Now that Canada's armed intrusion onto the worlds' stages is theoretically winding-down, the Canadian Armed Forces are winding-down their wartime expenditure, too. Reductions in personnel are proposed. Who's going to get the axe? The officer corps? The civilian employees? Or the grunts, erks and swabbies who whom it all depends? I'm inclined to think it will be the second - as the former can 'golden handshake' into private enterprise, or a government job, and the latter remain at a premium in, at least, the Naval arm.
While we're on the subject. The Prime Minister Steve Harper, setting the stage for his diplomatic master stroke in Paris at the Libya-freedom-recap meeting, stated his gratitude for all the sacrifices Canadian troops were making to bring freedom to the Libyans, and to serve up a warning that we wouldn't be leaving until the job was done up good and proper - despite an 'end of mandated deployment' coming up in a week and a half. Not only that, he stated every Canadian's willingness to send our boys, and girls, after other nasty dictators. So Assad better get his head out of his azz and resign before he gets a 'beaver bashing', too. This is great, there's an outside chance of Canada actually doing something about Darfur, a situation that can be laid directly at the feet of Canadian Talisman Energy's Sudan oil dealings some two decades ago. But Harpo wasn't 'on watch' back then, so it don't count. Neither will the 'bad men' in Bahrain and Yemen, who, in those cases are the 'rebels', rather than the dictators. Of course the rebels in Afghanistan remain the gunsight targets for our new 'training mission' - we'll still be dropping our NATO/ISAF bombs on them.

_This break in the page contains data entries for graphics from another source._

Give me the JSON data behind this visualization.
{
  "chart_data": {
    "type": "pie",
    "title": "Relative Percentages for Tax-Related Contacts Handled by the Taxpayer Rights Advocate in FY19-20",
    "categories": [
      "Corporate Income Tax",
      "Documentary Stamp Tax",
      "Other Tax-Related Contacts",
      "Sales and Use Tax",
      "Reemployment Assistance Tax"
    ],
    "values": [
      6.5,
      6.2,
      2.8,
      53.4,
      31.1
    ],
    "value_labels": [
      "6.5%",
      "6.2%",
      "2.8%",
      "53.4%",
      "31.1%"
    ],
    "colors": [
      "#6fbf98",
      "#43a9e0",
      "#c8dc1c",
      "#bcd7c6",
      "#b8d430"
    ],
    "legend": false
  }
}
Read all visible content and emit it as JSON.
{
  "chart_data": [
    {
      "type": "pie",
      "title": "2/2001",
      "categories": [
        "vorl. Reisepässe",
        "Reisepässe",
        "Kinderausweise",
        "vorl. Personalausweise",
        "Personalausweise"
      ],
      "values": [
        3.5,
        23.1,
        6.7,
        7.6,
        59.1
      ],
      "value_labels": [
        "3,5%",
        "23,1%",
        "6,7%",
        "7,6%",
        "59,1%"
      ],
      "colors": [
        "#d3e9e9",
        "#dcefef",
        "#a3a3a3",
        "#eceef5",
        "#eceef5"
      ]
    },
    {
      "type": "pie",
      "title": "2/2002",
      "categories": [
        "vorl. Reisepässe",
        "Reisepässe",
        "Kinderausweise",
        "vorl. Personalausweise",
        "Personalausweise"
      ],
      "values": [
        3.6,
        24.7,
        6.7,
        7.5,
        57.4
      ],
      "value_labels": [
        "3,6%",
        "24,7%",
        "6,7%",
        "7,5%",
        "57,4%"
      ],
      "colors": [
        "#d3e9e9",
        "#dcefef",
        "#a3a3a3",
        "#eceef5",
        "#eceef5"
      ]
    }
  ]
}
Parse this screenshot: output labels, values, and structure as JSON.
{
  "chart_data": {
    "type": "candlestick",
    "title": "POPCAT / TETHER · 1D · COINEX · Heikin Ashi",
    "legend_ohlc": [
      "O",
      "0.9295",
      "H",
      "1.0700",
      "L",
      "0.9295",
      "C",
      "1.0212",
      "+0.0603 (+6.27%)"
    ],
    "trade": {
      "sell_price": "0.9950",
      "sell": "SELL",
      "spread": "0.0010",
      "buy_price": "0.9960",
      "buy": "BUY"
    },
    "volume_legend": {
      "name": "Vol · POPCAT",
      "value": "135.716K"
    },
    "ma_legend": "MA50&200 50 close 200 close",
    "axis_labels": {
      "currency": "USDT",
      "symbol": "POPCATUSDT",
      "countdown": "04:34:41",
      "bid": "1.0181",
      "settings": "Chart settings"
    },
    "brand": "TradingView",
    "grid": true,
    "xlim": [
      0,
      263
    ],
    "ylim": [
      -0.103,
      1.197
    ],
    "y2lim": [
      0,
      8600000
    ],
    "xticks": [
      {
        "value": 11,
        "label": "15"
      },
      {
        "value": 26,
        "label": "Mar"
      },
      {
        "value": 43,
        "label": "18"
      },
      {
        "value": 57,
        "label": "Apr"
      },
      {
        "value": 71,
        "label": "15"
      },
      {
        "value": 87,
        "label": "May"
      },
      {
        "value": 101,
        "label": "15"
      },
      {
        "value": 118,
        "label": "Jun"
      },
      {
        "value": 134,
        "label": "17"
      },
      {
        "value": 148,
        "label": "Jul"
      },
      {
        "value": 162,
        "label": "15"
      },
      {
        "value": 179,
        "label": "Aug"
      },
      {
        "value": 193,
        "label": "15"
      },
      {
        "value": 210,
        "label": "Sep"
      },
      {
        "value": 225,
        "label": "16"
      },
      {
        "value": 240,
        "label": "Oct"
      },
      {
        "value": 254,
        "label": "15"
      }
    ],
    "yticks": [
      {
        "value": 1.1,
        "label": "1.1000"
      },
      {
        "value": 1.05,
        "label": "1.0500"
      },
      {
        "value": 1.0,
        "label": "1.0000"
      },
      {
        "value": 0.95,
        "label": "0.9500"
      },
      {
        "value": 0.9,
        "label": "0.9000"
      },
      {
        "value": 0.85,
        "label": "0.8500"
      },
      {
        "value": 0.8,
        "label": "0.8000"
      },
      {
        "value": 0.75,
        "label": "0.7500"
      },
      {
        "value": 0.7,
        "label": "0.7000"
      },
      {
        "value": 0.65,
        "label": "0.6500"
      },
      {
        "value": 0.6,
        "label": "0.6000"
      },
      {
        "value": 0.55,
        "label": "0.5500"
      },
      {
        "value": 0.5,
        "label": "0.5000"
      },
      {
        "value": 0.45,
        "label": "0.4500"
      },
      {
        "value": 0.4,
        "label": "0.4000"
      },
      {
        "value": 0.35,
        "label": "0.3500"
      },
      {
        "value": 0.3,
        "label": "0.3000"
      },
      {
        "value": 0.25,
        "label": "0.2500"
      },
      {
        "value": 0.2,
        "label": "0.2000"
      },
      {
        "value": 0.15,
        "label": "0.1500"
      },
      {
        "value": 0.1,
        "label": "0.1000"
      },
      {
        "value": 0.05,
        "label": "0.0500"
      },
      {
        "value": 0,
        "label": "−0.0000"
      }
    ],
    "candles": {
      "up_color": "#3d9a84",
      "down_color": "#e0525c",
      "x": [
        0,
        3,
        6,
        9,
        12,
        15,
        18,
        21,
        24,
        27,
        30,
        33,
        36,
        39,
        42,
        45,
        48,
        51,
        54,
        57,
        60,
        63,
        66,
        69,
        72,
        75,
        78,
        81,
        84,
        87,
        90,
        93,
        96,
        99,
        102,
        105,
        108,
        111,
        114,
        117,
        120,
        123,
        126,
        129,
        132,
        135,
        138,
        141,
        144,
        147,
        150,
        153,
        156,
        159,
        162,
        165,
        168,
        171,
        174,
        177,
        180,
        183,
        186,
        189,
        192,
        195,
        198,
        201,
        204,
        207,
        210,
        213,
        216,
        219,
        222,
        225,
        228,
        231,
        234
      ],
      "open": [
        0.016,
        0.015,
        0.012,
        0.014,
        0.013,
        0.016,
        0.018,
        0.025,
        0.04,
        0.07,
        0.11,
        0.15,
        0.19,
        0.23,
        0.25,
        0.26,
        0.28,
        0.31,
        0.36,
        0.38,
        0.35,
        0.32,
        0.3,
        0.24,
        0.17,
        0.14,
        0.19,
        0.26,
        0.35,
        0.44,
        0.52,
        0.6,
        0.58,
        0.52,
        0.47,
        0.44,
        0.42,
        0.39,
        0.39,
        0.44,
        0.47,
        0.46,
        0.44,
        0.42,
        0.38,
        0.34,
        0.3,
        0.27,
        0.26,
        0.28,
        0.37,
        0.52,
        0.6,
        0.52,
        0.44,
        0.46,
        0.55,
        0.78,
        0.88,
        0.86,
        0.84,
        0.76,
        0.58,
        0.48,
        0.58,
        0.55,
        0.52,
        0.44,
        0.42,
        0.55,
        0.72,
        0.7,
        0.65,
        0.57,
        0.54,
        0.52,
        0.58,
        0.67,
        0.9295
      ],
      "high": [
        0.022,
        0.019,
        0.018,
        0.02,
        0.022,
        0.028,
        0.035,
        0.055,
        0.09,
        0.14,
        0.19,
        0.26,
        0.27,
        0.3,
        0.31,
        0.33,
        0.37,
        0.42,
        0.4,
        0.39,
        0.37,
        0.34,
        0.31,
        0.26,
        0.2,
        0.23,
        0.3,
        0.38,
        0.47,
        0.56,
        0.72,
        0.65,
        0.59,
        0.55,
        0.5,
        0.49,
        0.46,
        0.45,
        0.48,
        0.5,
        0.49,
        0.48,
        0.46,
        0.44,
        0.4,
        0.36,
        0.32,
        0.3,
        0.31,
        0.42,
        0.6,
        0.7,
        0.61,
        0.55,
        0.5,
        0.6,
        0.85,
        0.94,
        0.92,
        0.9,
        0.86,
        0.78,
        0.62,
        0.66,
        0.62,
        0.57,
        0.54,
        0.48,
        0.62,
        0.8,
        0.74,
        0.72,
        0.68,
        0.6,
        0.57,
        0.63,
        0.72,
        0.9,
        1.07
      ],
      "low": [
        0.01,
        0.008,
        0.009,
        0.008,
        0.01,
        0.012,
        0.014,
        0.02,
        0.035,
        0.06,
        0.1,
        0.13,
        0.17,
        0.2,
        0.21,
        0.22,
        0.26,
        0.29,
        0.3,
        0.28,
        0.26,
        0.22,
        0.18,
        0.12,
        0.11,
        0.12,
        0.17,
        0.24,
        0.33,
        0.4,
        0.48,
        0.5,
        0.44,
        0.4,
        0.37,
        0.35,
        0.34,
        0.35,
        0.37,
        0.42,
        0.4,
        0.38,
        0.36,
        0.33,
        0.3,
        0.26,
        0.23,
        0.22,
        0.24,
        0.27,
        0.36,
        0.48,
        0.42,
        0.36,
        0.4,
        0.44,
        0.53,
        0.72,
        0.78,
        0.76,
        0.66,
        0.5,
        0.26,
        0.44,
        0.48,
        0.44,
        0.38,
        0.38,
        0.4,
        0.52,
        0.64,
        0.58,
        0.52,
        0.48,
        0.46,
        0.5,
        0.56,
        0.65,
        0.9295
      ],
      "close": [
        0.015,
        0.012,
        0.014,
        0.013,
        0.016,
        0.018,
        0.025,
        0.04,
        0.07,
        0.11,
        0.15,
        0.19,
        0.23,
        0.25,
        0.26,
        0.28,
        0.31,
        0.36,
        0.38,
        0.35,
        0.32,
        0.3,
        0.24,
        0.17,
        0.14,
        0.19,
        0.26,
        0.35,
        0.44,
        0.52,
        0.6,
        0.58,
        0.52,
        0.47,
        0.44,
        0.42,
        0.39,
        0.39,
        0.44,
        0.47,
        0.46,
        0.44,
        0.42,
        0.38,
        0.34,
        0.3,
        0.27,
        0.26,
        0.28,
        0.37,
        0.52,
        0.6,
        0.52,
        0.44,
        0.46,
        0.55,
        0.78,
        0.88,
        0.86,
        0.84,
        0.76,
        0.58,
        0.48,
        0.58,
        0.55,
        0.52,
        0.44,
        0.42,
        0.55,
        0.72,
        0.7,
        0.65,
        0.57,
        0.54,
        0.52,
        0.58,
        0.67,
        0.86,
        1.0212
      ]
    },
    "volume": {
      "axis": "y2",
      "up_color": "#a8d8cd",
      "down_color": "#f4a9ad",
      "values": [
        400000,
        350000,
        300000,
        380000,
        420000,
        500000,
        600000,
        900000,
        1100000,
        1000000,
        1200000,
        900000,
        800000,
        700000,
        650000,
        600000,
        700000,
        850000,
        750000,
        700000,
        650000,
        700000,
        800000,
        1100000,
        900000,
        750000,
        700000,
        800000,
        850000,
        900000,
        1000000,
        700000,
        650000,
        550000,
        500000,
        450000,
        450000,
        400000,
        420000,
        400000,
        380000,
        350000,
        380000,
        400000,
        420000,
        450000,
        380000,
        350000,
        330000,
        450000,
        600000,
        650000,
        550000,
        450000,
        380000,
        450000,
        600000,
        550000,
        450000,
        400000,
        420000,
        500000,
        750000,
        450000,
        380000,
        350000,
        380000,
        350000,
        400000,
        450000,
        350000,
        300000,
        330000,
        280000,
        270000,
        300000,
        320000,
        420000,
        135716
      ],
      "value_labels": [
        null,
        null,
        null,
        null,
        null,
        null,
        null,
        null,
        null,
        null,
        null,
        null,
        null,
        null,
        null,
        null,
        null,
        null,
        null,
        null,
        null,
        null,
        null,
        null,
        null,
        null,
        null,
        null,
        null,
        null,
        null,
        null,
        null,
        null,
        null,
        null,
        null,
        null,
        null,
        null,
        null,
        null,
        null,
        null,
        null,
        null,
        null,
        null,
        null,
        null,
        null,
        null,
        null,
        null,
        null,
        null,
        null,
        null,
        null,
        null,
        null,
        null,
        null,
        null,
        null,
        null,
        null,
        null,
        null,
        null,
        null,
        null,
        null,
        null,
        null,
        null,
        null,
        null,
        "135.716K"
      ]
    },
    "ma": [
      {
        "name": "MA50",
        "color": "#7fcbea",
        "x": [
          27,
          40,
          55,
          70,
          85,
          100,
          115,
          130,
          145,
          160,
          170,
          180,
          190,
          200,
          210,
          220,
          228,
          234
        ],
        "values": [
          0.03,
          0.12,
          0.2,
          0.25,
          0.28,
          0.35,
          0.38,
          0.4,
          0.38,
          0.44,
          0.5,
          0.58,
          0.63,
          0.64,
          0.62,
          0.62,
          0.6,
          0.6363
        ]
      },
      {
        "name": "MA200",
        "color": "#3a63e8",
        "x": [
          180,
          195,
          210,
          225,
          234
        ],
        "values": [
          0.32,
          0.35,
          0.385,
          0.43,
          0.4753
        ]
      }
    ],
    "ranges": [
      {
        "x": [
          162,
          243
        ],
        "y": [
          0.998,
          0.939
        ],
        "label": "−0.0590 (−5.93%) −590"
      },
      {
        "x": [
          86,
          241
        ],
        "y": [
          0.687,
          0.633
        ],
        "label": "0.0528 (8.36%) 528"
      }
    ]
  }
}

The only people I can see getting any real jollies out of out new-found 'warrior ethos' are the same sort of extravagantly-paid investment managers and hedge fund honchos who would invest a couple of hundred thousand on some massive pick-up trucks to drive around the estate weekends and a pair of Harley's for the outlaw cruises to the local coffee bar. After all, for the wise, a war is always an investment opportunity.